I thought calories were the whole story. They weren’t.
I’ve always had a slightly annoying relationship with food tracking. If I count calories, I get obsessive. If I don’t track anything, I somehow turn into a raccoon near chips at 10 p.m.
So I tried something simpler: for 2 weeks, I tracked my meals בלי counting calories. No calorie apps, no numbers, no “good” or “bad” food labels. Just what I ate, when I ate it, and how I felt before and after.
And honestly? It taught me way more than calorie counting ever did.
What I tracked instead
I kept it stupid simple. For every meal and snack, I wrote down:
- What I ate
- What time I ate
- How hungry I was before eating
- How full I felt after
- My energy 1-2 hours later
- Any cravings later in the day
That’s it. No weighing food. No scanning barcodes. No trying to become a nutrition detective.
I used Trider (myhabits.in) because it made the whole thing feel like a habit instead of homework. And that matters more than people think. If a system feels annoying, you won’t stick with it. Period.
I was eating way more on autopilot than I realized
This was the first slap in the face.
I’m not someone who binges in an obvious way. But when I tracked meals, I noticed I was eating half-meals all day long—coffee, a biscuit, a handful of nuts, a “tiny” snack, then lunch, then another snack, then dinner, then something sweet because “why not.”
None of it felt huge in the moment. But together? It added up to a chaotic grazing pattern.
And that’s the thing calorie counting didn’t show me. It made me focus on totals. Meal tracking showed me the pattern.
I learned that I don’t just need “less food.” I need more structure.
What helped
- Eating 3 real meals instead of random nibbling
- Deciding snack times in advance
- Making breakfast either actually filling or skipping it intentionally, not accidentally
That one change made my whole day calmer.

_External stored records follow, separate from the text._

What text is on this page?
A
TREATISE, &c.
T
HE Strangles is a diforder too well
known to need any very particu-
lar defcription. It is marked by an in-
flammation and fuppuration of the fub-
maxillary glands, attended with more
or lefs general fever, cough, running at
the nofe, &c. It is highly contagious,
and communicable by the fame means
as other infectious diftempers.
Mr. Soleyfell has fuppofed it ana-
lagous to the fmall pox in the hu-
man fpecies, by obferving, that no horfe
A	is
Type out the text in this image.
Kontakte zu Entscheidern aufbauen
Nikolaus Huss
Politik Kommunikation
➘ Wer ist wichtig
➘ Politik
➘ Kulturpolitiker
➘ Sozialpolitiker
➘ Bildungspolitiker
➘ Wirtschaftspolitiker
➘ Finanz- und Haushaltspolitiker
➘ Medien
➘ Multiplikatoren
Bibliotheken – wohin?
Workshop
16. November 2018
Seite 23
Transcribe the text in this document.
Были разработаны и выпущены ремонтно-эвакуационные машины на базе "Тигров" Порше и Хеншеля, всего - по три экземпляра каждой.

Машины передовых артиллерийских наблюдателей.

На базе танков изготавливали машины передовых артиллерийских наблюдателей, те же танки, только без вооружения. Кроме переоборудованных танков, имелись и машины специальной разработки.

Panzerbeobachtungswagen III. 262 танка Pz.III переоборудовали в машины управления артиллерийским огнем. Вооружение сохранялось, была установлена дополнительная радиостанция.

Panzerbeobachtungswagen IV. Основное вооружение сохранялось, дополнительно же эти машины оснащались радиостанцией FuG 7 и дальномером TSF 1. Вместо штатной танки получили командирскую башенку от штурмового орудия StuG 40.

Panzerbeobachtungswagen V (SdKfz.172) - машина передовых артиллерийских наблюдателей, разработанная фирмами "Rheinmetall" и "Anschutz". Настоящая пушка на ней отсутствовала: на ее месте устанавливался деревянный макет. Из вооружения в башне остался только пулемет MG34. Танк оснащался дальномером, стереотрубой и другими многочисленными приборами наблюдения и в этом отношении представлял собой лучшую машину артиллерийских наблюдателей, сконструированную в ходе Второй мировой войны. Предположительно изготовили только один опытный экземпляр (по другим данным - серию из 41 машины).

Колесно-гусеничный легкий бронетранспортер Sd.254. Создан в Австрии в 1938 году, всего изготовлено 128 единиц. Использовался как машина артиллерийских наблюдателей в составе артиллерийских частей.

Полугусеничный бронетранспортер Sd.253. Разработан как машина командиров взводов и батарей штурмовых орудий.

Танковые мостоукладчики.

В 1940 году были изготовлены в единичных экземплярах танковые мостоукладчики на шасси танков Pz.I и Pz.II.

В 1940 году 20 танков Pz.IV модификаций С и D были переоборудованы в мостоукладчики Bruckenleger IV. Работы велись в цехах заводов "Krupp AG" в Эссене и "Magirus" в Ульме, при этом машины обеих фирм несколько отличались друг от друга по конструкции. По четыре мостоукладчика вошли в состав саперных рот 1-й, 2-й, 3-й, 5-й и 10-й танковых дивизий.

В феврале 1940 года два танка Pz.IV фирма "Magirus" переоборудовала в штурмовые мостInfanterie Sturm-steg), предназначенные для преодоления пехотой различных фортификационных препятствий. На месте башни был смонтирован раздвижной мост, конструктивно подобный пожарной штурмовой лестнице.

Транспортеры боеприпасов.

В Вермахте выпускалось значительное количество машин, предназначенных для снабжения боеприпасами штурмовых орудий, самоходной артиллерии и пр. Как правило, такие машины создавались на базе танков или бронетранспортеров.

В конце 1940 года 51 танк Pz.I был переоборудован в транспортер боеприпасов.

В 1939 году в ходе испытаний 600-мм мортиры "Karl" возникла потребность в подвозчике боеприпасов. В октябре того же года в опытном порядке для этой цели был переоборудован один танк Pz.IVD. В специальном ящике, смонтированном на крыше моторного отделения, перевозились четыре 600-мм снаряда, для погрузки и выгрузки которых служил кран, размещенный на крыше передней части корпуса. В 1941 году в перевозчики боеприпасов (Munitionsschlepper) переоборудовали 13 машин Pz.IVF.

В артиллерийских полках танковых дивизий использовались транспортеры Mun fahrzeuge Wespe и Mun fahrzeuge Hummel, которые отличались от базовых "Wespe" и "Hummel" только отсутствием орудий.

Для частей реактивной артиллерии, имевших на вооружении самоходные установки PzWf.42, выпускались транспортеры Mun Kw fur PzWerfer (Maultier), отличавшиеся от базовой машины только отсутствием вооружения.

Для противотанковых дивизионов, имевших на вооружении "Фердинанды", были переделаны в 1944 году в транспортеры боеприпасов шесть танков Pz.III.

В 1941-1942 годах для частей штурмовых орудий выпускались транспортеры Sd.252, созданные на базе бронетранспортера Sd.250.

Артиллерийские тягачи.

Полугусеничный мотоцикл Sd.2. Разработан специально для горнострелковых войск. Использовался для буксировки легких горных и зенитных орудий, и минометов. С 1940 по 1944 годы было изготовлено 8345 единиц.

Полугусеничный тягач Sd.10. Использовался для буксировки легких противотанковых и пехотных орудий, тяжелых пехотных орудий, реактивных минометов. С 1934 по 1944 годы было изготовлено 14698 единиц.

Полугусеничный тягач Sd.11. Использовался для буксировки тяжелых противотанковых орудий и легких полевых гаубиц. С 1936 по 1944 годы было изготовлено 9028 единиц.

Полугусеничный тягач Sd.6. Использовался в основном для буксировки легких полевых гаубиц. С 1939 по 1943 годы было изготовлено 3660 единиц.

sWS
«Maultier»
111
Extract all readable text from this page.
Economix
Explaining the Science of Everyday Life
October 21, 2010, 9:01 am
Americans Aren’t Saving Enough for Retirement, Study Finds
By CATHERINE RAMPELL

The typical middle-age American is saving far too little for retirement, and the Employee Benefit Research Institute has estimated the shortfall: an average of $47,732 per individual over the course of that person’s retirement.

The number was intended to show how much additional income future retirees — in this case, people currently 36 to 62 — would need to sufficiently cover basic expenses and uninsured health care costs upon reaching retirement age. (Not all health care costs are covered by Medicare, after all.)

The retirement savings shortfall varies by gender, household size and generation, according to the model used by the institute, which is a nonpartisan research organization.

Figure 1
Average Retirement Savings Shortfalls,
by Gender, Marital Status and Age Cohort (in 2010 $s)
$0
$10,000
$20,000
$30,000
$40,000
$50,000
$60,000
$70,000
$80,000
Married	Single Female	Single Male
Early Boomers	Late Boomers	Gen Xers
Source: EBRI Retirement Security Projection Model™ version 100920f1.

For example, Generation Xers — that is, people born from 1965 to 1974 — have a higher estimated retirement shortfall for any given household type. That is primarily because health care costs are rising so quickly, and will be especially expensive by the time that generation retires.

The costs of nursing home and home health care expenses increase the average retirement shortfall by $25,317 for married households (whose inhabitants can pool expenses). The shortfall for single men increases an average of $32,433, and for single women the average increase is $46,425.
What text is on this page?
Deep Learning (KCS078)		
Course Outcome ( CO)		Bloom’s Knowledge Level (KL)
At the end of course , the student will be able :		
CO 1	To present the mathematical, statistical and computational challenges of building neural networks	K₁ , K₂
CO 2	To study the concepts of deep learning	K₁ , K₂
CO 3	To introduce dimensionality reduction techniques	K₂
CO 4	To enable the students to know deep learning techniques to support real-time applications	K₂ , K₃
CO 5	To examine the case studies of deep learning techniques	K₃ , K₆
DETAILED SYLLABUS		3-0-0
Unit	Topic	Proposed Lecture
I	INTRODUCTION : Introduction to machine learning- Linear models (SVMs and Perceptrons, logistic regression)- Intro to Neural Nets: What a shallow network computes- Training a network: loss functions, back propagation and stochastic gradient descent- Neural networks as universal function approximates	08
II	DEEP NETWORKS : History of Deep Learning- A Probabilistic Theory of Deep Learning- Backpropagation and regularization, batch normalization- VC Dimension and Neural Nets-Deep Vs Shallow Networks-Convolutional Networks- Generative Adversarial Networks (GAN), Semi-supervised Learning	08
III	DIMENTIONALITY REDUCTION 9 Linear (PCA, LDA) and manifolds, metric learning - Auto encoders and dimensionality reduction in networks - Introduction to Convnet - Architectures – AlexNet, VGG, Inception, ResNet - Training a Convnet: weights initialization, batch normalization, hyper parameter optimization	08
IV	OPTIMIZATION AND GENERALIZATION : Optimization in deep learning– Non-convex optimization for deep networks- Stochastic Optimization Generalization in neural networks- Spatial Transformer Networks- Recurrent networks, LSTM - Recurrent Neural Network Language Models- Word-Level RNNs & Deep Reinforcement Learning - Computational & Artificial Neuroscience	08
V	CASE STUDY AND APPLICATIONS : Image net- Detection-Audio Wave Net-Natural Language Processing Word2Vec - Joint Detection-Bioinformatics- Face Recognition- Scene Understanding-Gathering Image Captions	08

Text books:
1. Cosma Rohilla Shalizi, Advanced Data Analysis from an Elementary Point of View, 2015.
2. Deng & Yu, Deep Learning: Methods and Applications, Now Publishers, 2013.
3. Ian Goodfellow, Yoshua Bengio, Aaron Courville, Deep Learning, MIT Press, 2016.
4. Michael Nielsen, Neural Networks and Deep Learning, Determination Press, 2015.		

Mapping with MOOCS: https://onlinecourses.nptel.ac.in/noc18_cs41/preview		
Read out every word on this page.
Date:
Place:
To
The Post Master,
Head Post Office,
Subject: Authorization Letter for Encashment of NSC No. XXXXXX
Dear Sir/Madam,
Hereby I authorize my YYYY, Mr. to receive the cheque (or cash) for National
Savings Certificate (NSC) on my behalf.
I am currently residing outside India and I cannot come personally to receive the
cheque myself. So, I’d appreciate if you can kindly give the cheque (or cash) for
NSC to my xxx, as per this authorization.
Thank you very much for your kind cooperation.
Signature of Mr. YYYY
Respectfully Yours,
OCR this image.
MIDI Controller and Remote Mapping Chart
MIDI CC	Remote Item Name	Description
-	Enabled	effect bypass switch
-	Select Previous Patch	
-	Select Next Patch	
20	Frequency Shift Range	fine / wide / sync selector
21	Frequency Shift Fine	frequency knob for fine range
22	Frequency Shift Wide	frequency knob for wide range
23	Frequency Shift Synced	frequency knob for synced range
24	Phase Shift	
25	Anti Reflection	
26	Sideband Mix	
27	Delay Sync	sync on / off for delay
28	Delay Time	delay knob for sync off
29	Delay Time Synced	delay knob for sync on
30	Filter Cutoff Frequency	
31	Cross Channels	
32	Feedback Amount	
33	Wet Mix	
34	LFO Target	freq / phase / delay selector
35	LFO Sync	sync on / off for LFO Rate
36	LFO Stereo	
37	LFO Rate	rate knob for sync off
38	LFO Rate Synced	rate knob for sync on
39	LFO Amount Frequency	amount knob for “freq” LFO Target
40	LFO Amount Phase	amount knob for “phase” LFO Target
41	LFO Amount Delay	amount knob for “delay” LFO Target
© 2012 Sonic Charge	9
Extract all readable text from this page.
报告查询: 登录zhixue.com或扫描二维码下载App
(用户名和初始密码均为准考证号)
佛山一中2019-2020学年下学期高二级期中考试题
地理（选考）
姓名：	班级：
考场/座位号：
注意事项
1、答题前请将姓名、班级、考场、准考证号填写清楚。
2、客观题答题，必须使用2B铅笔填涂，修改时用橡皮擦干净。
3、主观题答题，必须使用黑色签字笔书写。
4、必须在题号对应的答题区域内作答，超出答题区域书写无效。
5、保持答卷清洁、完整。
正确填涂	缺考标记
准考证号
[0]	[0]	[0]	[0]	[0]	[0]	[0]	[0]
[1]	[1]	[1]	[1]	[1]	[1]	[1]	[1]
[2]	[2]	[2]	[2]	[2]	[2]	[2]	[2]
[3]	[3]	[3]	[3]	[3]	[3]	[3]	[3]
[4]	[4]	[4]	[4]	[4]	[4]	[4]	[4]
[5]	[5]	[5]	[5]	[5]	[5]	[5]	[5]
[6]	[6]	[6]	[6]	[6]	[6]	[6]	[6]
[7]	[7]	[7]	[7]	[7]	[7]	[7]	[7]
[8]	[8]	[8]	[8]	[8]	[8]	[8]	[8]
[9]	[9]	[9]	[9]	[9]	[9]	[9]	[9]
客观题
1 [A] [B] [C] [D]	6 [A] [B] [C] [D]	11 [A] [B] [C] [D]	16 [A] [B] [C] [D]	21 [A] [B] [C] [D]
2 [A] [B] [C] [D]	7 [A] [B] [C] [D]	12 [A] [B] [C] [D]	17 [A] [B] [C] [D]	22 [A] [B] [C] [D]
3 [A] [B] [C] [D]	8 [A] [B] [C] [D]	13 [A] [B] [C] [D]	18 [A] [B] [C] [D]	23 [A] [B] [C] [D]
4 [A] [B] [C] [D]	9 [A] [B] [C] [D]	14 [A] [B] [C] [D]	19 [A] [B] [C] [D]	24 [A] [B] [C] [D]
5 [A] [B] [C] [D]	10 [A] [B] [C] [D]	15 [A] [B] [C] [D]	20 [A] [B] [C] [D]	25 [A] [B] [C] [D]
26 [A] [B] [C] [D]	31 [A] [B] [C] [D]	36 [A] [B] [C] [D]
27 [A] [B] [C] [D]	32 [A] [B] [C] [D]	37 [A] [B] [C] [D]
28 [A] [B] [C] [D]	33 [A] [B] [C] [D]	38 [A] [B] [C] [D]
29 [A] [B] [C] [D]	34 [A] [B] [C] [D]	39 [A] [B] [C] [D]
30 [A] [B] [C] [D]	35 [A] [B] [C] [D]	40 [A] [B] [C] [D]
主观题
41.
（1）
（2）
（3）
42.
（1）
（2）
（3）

Protein and fiber changed everything
I used to assume hunger was mostly a willpower issue. Nope. A lot of it was just meal composition.
On days when I had meals with decent protein and fiber, I stayed full way longer. On days when lunch was mostly carbs, I was hunting for snacks by 4 p.m. like it was a competitive sport.
A few examples from my tracking:
- Eggs + toast + fruit kept me steady for about 4 hours
- A plain sandwich and chips had me hungry again in 90 minutes
- Greek yogurt + berries + nuts was weirdly powerful
- Pasta without much protein made me sleepy and snacky
So yeah, I stopped asking, “How many calories is this?” and started asking, “Will this keep me satisfied?”
That question is way more useful in real life.
Easy upgrades I started using
- Add one protein source to every meal
- Add one high-fiber food every day
- Build plates around eggs, yogurt, chicken, tofu, beans, lentils, fruit, veggies, oats
Not glamorous. Very effective.
My energy crashes were basically self-inflicted
This part annoyed me the most.
I thought my afternoon slump was just life. But after 2 weeks of tracking, I saw a pattern: the worst energy crashes happened after meals that were heavy on refined carbs and light on protein or veggies.
So if I had something like white bread + sweet coffee + a snack bar, I’d be foggy later. If I had a more balanced lunch—protein, carbs, fat, fiber—I felt like a human being instead of a sleepy goldfish.
I also noticed that eating too little at breakfast made me overeat later. Not dramatically. Just enough to keep me in that annoying “never quite satisfied” zone.
My fix
- I stopped treating breakfast like an optional apology
- I added protein to lunch on purpose
- I paid attention to how I felt 2 hours later, not just immediately after eating
That last one was huge. A meal can look “healthy” and still leave you dragging.